IFNα exerts potent inhibitory activities against malignant melanoma cells in vitro and in vivo, but the mechanisms by which it generates its antitumor effects remain unknown. We examined the effects of interferon α (IFNα) on the expression of human members of the Schlafen (SLFN) family of genes, a group of cell cycle regulators that mediate growth-inhibitory responses. Using quantitative RT-real time PCR, we found detectable basal expression of all the different human SLFN genes examined (SLFN5, SLFN11, SLFN12, SLFN13, and SLFN14), in malignant melanoma cells and primary normal human melanocytes, but SLFN5 basal expression was suppressed in all analyzed melanoma cell lines.
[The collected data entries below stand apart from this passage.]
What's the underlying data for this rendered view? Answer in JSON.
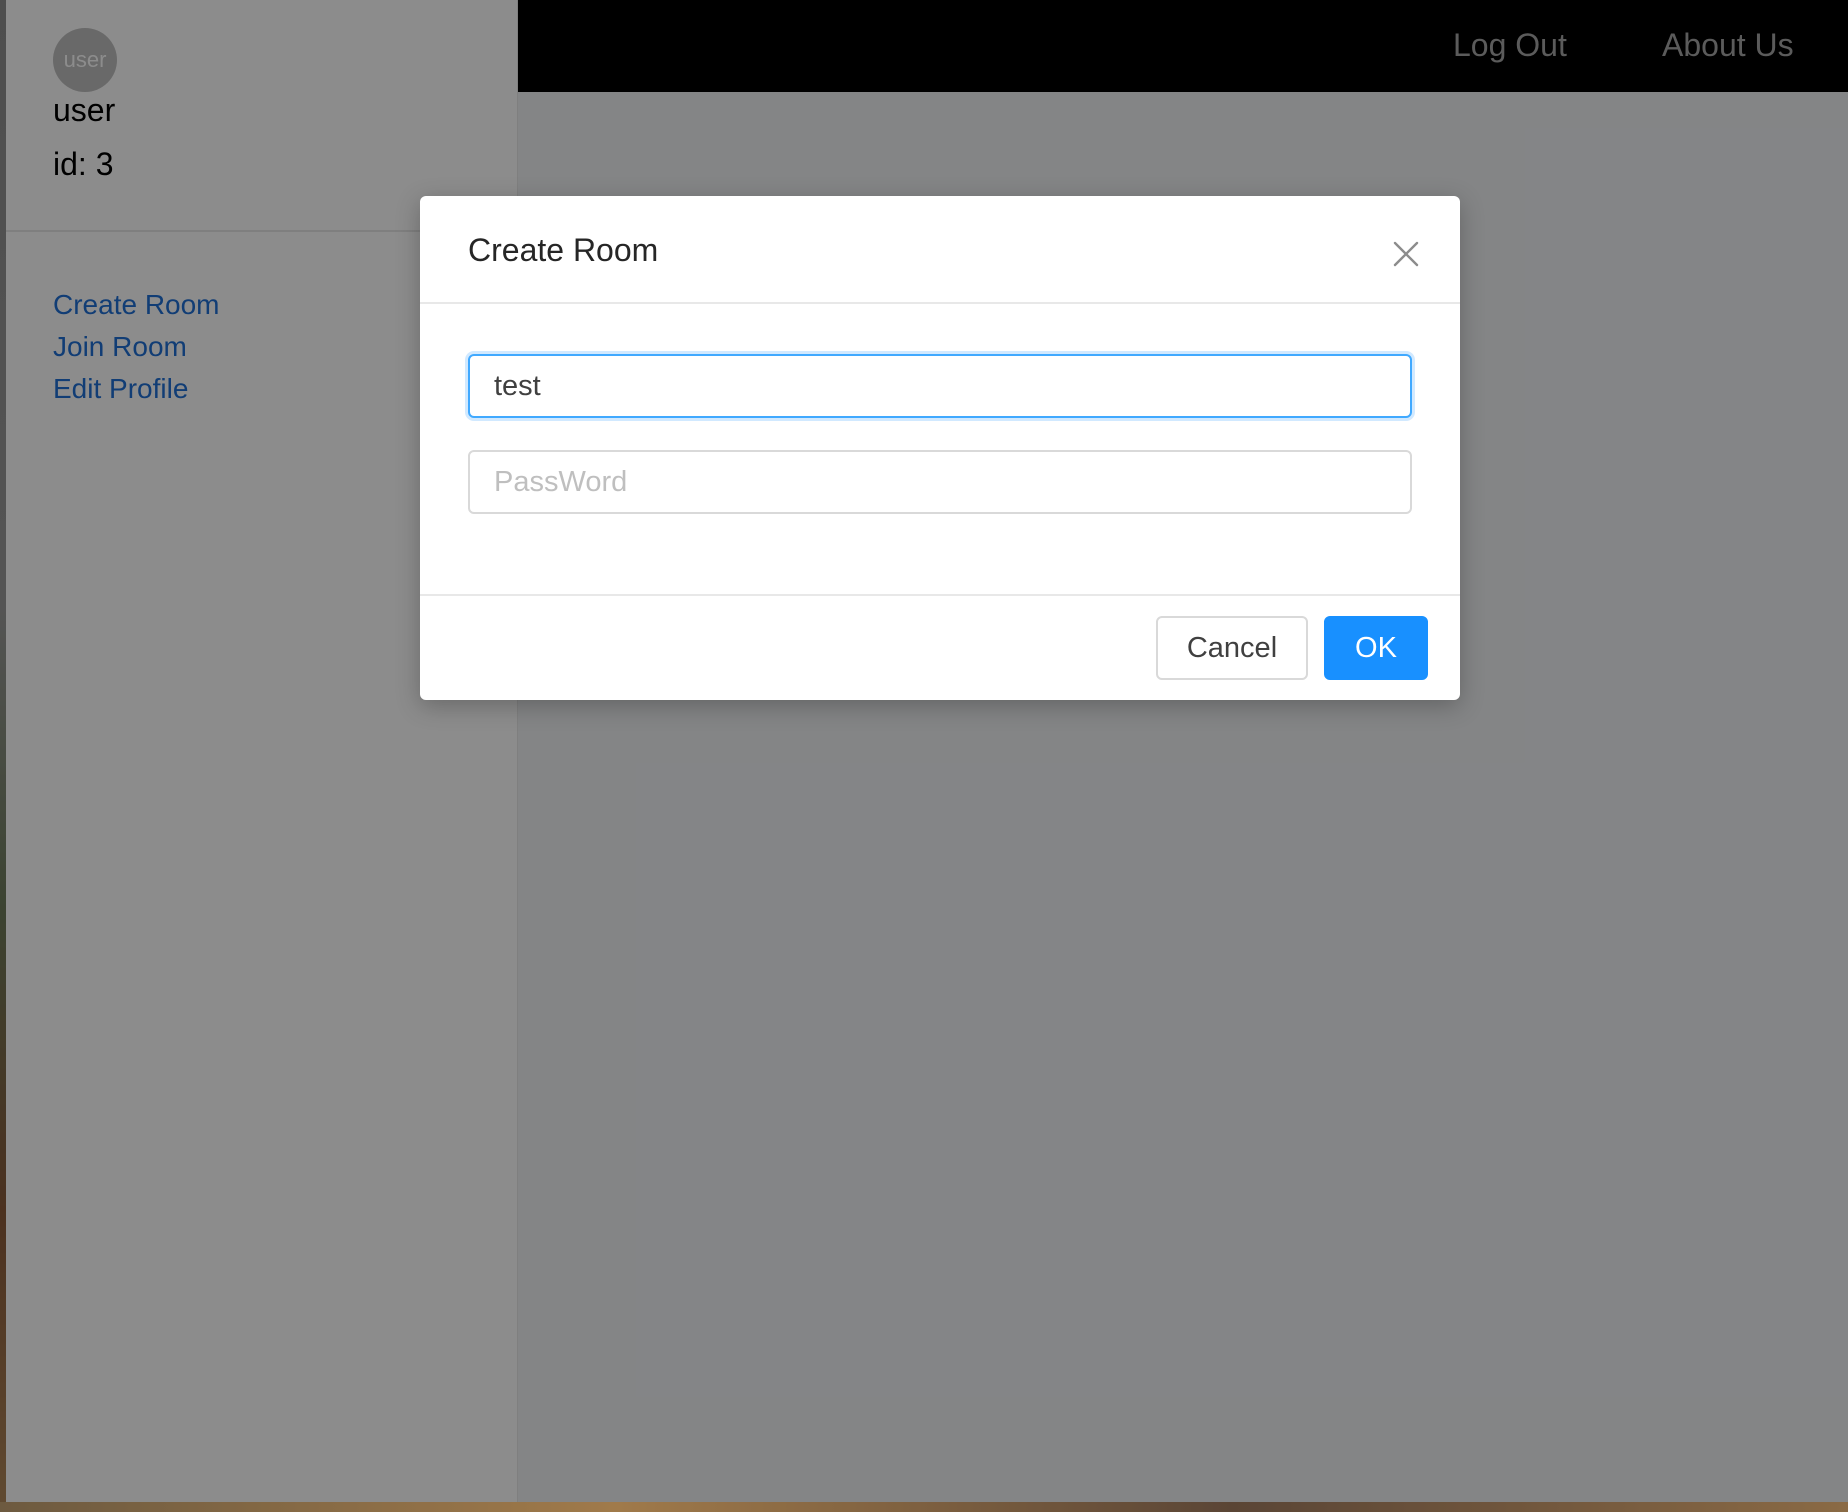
{
  "sidebar": {
    "avatar_text": "user",
    "username": "user",
    "user_id": "id: 3",
    "menu": [
      {
        "label": "Create Room"
      },
      {
        "label": "Join Room"
      },
      {
        "label": "Edit Profile"
      }
    ]
  },
  "topbar": {
    "logout_label": "Log Out",
    "about_label": "About Us"
  },
  "modal": {
    "title": "Create Room",
    "room_name_value": "test",
    "password_placeholder": "PassWord",
    "cancel_label": "Cancel",
    "ok_label": "OK"
  },
  "colors": {
    "link": "#1f6fd6",
    "primary": "#1890ff",
    "topbar_bg": "#000000",
    "topbar_text": "#a6a6a6"
  }
}
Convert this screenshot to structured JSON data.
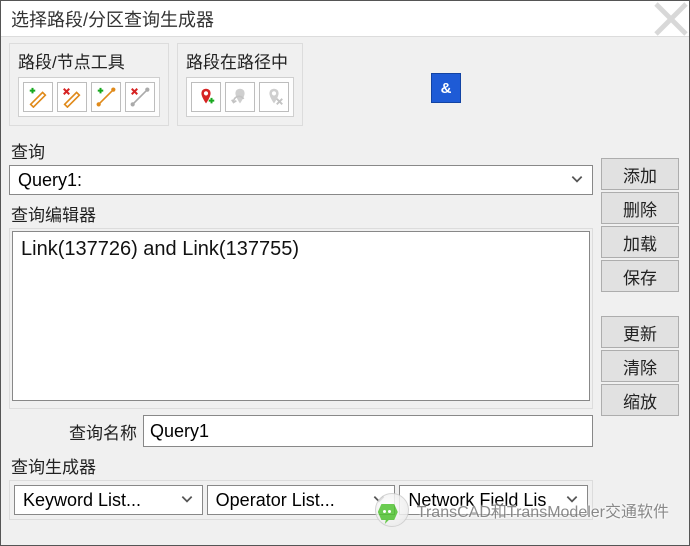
{
  "window": {
    "title": "选择路段/分区查询生成器"
  },
  "tools": {
    "link_node_label": "路段/节点工具",
    "on_path_label": "路段在路径中",
    "and_label": "&"
  },
  "query": {
    "section_label": "查询",
    "current": "Query1:"
  },
  "editor": {
    "section_label": "查询编辑器",
    "text": "Link(137726) and Link(137755)"
  },
  "query_name": {
    "label": "查询名称",
    "value": "Query1"
  },
  "builder": {
    "section_label": "查询生成器",
    "keyword": "Keyword List...",
    "operator": "Operator List...",
    "netfield": "Network Field Lis"
  },
  "buttons": {
    "add": "添加",
    "delete": "删除",
    "load": "加载",
    "save": "保存",
    "refresh": "更新",
    "clear": "清除",
    "zoom": "缩放"
  },
  "watermark": {
    "text": "TransCAD和TransModeler交通软件"
  }
}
Treatment of melanoma cells with IFNα resulted in induction of expression of SLFN5 in malignant cells, suggesting a potential involvement of this gene in the antitumor effects of IFNα. Importantly, stable knockdown of SLFN5 in malignant melanoma cells resulted in increased anchorage-independent growth, as evidenced by enhanced colony formation in soft agar assays. Moreover, SLFN5 knockdown also resulted in increased invasion in three-dimensional collagen, suggesting a dual role for SLFN5 in the regulation of invasion and anchorage-independent growth of melanoma cells. Altogether, our findings suggest an important role for the SLFN family of proteins in the generation of the anti-melanoma effects of IFNα and for the first time directly implicate a member of the human SLFN family in the regulation of cell invasion.